Monday, January 26, 2009

Follow-up: how would current retirees have fared if Social Security accounts had passed?

The Washington Times editorial I posted earlier prompted me to run some additional numbers on how Social Security benefits for current retirees would have been affected had a personal accounts reform plan been enacted.

In the Retirement Policy Outlook I published through AEI in November I showed that an individual retiring in 2008 who held a personal account his entire career would have increased his total Social Security benefits by around 15 percent. I also simulated full-career account holders retiring in years ranging from 1915 through 2008, showing that they would have increased their total benefits by between 6 and 23 percent, with an average increase of around 15 percent.
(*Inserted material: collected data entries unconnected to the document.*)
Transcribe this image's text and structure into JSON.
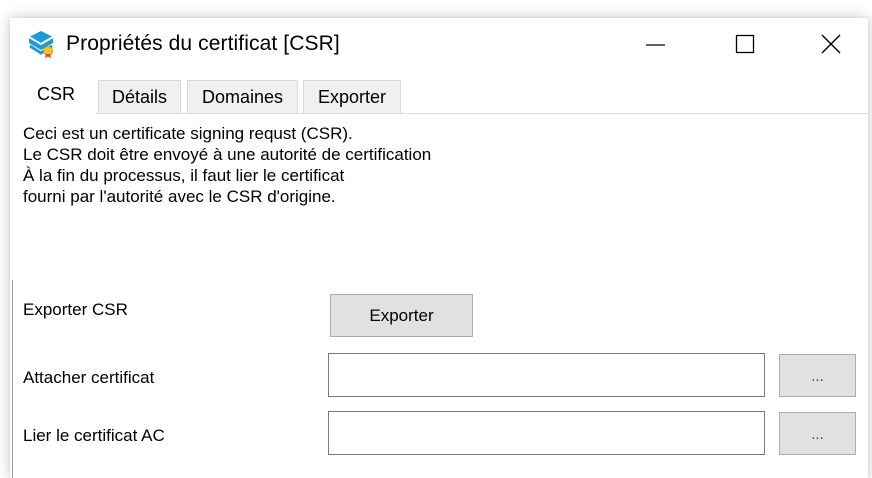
{
  "window": {
    "title": "Propriétés du certificat [CSR]",
    "app_icon": "envelope-certificate-icon",
    "controls": {
      "minimize_icon": "minimize-icon",
      "maximize_icon": "maximize-icon",
      "close_icon": "close-icon"
    }
  },
  "tabs": [
    {
      "label": "CSR",
      "active": true
    },
    {
      "label": "Détails",
      "active": false
    },
    {
      "label": "Domaines",
      "active": false
    },
    {
      "label": "Exporter",
      "active": false
    }
  ],
  "description": [
    "Ceci est un certificate signing requst (CSR).",
    "Le CSR doit être envoyé à une autorité de certification",
    "À la fin du processus, il faut lier le certificat",
    "fourni par l'autorité avec le CSR d'origine."
  ],
  "form": {
    "export_label": "Exporter CSR",
    "export_button": "Exporter",
    "attach_label": "Attacher certificat",
    "attach_value": "",
    "attach_browse": "...",
    "ca_label": "Lier le certificat AC",
    "ca_value": "",
    "ca_browse": "..."
  },
  "colors": {
    "icon_blue": "#1e9bd7",
    "button_face": "#e1e1e1",
    "button_border": "#adadad",
    "input_border": "#7a7a7a",
    "tab_inactive": "#f0f0f0"
  }
}
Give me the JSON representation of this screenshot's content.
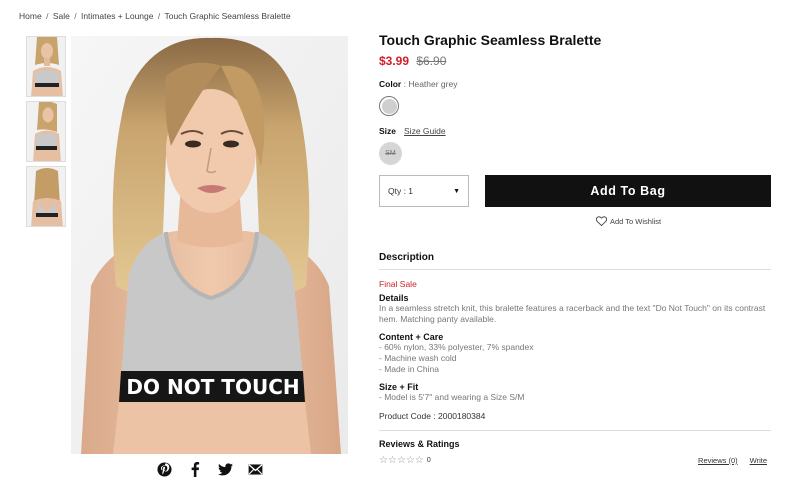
{
  "breadcrumb": {
    "items": [
      "Home",
      "Sale",
      "Intimates + Lounge",
      "Touch Graphic Seamless Bralette"
    ],
    "separator": "/"
  },
  "product": {
    "title": "Touch Graphic Seamless Bralette",
    "price_sale": "$3.99",
    "price_original": "$6.90",
    "color_label": "Color",
    "color_separator": ":",
    "color_value": "Heather grey",
    "size_label": "Size",
    "size_guide_label": "Size Guide",
    "size_option": "SM",
    "quantity_label": "Qty : 1",
    "add_to_bag_label": "Add To Bag",
    "wishlist_label": "Add To Wishlist",
    "image_print": "DO NOT TOUCH"
  },
  "description": {
    "heading": "Description",
    "final_sale": "Final Sale",
    "details_title": "Details",
    "details_text": "In a seamless stretch knit, this bralette features a racerback and the text \"Do Not Touch\" on its contrast hem. Matching panty available.",
    "content_title": "Content + Care",
    "content_lines": [
      "- 60% nylon, 33% polyester, 7% spandex",
      "- Machine wash cold",
      "- Made in China"
    ],
    "size_fit_title": "Size + Fit",
    "size_fit_lines": [
      "- Model is 5'7\" and wearing a Size S/M"
    ],
    "product_code": "Product Code : 2000180384"
  },
  "reviews": {
    "heading": "Reviews & Ratings",
    "star_count": "0",
    "reviews_link": "Reviews (0)",
    "write_link": "Write"
  },
  "share": [
    "pinterest-icon",
    "facebook-icon",
    "twitter-icon",
    "email-icon"
  ],
  "colors": {
    "sale_red": "#d1202a",
    "button_black": "#111111",
    "swatch_grey": "#cfcfcf"
  }
}
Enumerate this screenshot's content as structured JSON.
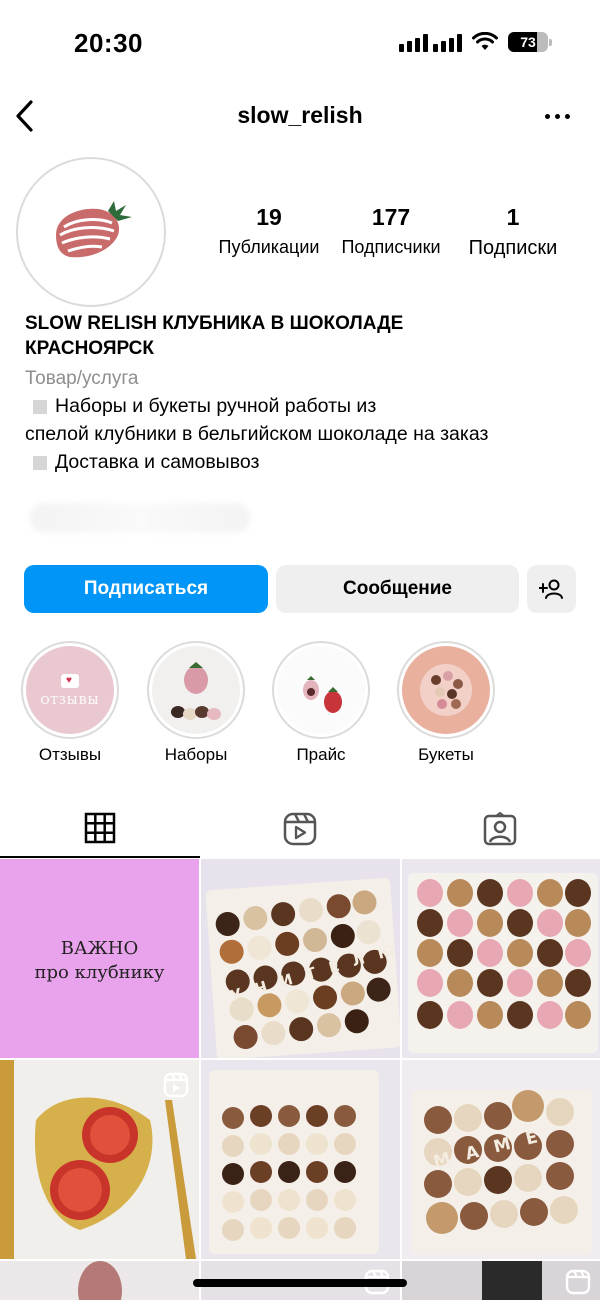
{
  "status": {
    "time": "20:30",
    "battery": "73",
    "battery_level": 0.73
  },
  "header": {
    "username": "slow_relish"
  },
  "profile": {
    "stats": [
      {
        "num": "19",
        "label": "Публикации"
      },
      {
        "num": "177",
        "label": "Подписчики"
      },
      {
        "num": "1",
        "label": "Подписки"
      }
    ],
    "name_line1": "SLOW RELISH КЛУБНИКА В ШОКОЛАДЕ",
    "name_line2": "КРАСНОЯРСК",
    "category": "Товар/услуга",
    "bio_line1": "Наборы и букеты ручной работы из",
    "bio_line2": "спелой клубники в бельгийском шоколаде на заказ",
    "bio_line3": "Доставка и самовывоз"
  },
  "actions": {
    "follow": "Подписаться",
    "message": "Сообщение"
  },
  "highlights": [
    {
      "label": "Отзывы",
      "inner_text": "ОТЗЫВЫ"
    },
    {
      "label": "Наборы"
    },
    {
      "label": "Прайс"
    },
    {
      "label": "Букеты"
    }
  ],
  "tabs": [
    "grid-icon",
    "reels-icon",
    "tagged-icon"
  ],
  "posts": {
    "first_text_line1": "ВАЖНО",
    "first_text_line2": "про клубнику",
    "box_letters_1": "УЧИТЕЛЮ",
    "box_letters_2": "МАМЕ"
  },
  "colors": {
    "accent": "#0095f6",
    "button_gray": "#efefef",
    "muted_text": "#8e8e8e",
    "post_pink": "#e9a3ec"
  }
}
But there's a reasonable objection to these numbers: not every worker would hold a personal account their entire career. In particular, had Social Security reform passed, many workers would have held an account for just a few years before retirement – and these weren't exactly the best years to be in the market. Those with only a few years with personal accounts prior to retirement could have taken large losses.

So I ran some new numbers to test this idea. As before, I assumed that workers invested 4 percent of their earnings in a personal account holding a "life cycle" fund, which automatically held 85 percent stocks through age 30, then gradually declined to 15 percent stocks by age 60 and constant thereafter. Traditional benefits for account holders would be reduced by the amount they contributed to their accounts, compounded at the rate of return earned by government bonds. This is designed to make the traditional Social Security whole for lost taxes during working years.

As before, I assumed an individual who retired at age 65 as of November 2008, when stocks were down more than 30 percent for the year. The difference here is that I simulated account participation beginning not simply at age 21, but at every age through age 64. So we get to see the effects of having a personal account through only part of a person's working career. This will tend to exacerbate the ups and downs of the market, since there is less time to recover and revert to the long-term average.

The chart below shows the results. The full career worker receives a total Social Security benefit increase of around 15 percent, as in the previous study. (There are some very minor technical differences between the two, but nothing significant.) Total benefit gains decline through participation beginning at age 47, at which point the account holder would receive almost exactly the same benefit as someone who didn't choose a personal account.

Individuals who began participating in a personal account at ages 48 through 64 would have lost money by doing so, but these losses would be very small: on average, total benefits would be reduced by only 0.3 percent. Moreover, even this figure may be misleading, since under most reform plan specifications individuals over age 55 would not be allowed to participate in accounts, for the very reason that they would not have enough time prior to retirement.

Now, this exercise is hardly dispositive, and the usual caveats I made in the full paper apply. Yet, while anecdotal, this seems to me to be much stronger anecdotal evidence than the arguments that begin and end with, "Think what would have happened had personal accounts passed – wouldn't you have been sorry?"